Every September, Apple reveals its newest rectangle and the world loses its collective mind. This year’s iPhone—slightly shinier, infinitesimally thinner, armed with a camera lens the size of a telescope—confirms what I’ve always suspected: we no longer need friends. We have glass. And glass, unlike Gary from work, never cancels dinner plans.

The Social Vacuum

The iPhone now takes photos in 48 megapixels, which is 47.5 more megapixels than I need to document my lunch. With this power, who requires human company? You can zoom in on a stranger across the street, capture every pore, and call it intimacy. Meanwhile, actual conversation is downgraded to “low power mode.”

The End of Small Talk

Apple’s keynote mentioned improved battery life and AI-powered text prediction. Translation: the phone will now finish your sentences before your spouse can. “Good morning, honey,” is redundant when Siri has already sent three emojis on your behalf. Friends once gave us validation. Now, Face ID does it faster, without judgment, and with portrait mode blur.

The Oracle’s Grand Theory

The iPhone 16 (or whatever number we’re pretending is new) is not just a device—it’s society’s exit strategy. Why risk human messiness when you can risk a cracked screen? Why endure awkward silences when Apple offers spatial audio? Soon, friendships will be just software updates, downloadable at 1 a.m. while you sleep alone but fully synchronized with iCloud.
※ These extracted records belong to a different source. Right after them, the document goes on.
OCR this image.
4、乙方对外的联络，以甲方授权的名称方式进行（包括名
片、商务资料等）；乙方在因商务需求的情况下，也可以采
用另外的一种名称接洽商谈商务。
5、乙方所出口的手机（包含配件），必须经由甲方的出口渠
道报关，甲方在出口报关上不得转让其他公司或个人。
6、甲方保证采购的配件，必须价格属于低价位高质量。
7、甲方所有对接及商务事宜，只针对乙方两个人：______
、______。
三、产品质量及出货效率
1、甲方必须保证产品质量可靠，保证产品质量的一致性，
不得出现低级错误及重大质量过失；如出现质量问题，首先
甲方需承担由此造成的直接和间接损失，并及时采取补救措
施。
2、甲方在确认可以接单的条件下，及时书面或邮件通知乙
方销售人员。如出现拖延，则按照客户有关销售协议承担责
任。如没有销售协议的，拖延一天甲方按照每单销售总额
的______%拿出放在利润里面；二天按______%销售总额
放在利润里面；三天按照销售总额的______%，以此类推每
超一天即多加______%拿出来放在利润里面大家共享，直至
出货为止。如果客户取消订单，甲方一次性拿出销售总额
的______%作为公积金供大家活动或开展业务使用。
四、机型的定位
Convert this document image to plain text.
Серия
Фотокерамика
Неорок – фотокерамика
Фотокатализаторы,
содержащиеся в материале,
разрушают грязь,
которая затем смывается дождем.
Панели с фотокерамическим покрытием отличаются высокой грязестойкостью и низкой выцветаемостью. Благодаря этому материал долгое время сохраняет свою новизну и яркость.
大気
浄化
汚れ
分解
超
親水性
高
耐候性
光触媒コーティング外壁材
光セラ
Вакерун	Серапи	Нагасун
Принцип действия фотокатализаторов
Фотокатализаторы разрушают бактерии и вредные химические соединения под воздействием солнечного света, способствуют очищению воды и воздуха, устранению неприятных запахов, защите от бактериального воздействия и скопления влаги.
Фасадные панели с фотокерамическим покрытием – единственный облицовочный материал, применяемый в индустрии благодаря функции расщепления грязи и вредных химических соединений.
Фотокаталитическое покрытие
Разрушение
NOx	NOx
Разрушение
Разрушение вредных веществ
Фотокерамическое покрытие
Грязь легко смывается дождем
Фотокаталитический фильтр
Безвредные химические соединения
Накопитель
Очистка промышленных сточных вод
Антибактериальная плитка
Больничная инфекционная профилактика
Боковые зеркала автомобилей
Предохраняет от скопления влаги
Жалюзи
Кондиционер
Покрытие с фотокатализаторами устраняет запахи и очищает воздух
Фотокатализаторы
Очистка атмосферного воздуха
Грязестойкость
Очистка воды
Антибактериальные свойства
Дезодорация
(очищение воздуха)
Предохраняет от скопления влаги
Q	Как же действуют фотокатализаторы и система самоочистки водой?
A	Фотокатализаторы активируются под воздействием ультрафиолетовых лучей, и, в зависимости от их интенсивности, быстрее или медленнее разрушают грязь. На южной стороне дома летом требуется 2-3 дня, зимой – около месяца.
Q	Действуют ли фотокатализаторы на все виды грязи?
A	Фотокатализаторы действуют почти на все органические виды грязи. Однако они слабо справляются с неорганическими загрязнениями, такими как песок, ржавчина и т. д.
Critics will say I’m being dramatic. They are correct. And yet, as I write this, I just canceled my weekend plans because my phone now simulates sunlight more reliably than my actual friends do.

Corrections (Preemptive): Apple did not explicitly claim its devices replace human contact. That conclusion is entirely my own, based on battery life, camera lenses, and the suspicious warmth I feel holding this thing at night.